Mum started wiping Jon up and got him up to take him to hospital. She dropped him off  saying she had found him on the street and left. But before this Dad took some photos of him  as he was lying there. I remember us girls had an enlarged photocopy of this photo which we  pinned to our bedroom wall and threw darts or something at -it seems a really strange thing to  do now and I have no idea why we did that.

When mum took Jon to the hospital I remember going into the lounge  where dad was calmly sipping his tea and asking, “What happens – why do you do that?” and he  said, “It’s a black thing. It comes up through my toes and comes up through my whole body and  I just want to kill the person in front of me.”

“Oh” I said, that explains it, like I understood. He then phoned Jon’s wife in France and told her that Jon had gotten into a fight at the local pub but was ok and in hospital. I remember how nice he was on the phone, like a concerned friend. She must have hated him when she found out it was him.

The next day mum and I took Jon’s stuff to the hospital.
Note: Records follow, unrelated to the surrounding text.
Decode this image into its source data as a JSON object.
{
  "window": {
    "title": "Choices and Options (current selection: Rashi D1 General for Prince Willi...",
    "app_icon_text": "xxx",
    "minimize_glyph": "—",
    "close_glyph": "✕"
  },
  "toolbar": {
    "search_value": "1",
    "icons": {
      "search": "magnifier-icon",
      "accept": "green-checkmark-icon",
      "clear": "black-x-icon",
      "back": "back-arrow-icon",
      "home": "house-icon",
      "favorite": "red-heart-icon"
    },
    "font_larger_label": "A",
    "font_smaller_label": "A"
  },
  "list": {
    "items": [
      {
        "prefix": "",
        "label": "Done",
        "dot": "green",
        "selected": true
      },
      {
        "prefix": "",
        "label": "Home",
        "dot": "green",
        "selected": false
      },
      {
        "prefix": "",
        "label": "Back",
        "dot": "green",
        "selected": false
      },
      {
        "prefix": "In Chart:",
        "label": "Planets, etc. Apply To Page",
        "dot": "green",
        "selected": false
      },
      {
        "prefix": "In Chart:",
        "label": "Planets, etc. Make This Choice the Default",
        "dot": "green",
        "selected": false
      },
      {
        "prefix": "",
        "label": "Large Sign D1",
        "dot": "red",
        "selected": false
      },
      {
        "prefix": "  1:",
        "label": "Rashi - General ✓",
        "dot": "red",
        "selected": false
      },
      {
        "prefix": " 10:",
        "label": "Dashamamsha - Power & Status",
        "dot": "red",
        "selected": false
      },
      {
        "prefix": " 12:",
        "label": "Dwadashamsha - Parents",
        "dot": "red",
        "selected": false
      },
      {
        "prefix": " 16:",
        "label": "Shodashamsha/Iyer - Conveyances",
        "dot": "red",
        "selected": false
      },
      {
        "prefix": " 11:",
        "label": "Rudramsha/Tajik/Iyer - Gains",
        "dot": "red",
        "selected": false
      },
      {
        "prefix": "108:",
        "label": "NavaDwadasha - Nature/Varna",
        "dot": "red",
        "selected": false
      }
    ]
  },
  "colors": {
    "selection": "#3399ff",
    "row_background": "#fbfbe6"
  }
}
Mum waited outside the entrance for  a quick get-away and I was to take the cases to his ward, drop them off and leave – no questions  asked. When I got there and I said these are for Jon and started walking away. The nurse stopped  me and said the police would want to talk to me. I just kept walking and I heard her call someone else and they started following me and calling after me to stop so I started running. More  and more people joined in the chase. I could hear them behind me as I ran down the stairs. I got to the  entrance and mum saw me coming with this group of people chasing me so she opened the car  door and I literally jumped in as the car pulled off. I looked round to see all the doctors and  nursed staring after us. We really laughed. It was just like a movie – a comedy. 

Later that day I was at home with dad and Sophie, the youngest sister. Dad was sleeping on the couch and I  was in my school uniform and looking after Sophie when there was a knock at the  door. I opened it to a couple of plain clothed police men. They flashed their badges and asked  if my dad was home. I let them in and asked them to wait which they didn’t and followed me into  the lounge where Dad was waking up.

Then 2 or 3 policemen came in through the back door. My dad said to me, “Don’t tell them nothin.” I was very  aware of having to pretend everything was normal because I didn’t want to upset Sophie. The police took us into one of the bedrooms and started asking questions to which I replied, and a slight cocky tone, “No comment, no comment.” Finally, they left with dad and I remember him saying to me, “It’s okay, I’ve got my own cell with a telly and everything.” I was very relieved that he be comfortable. As soon as they left I remember very clearly checking the gate to make sure everything was clear, then I went to the kitchen and got the carving knife Dad had used to cut Jon’s head, took it up to the attic and hit it behind the wall parentheses where I hid my cigarettes. John went back to France and didn’t turn up to court. Dad got off on self defense.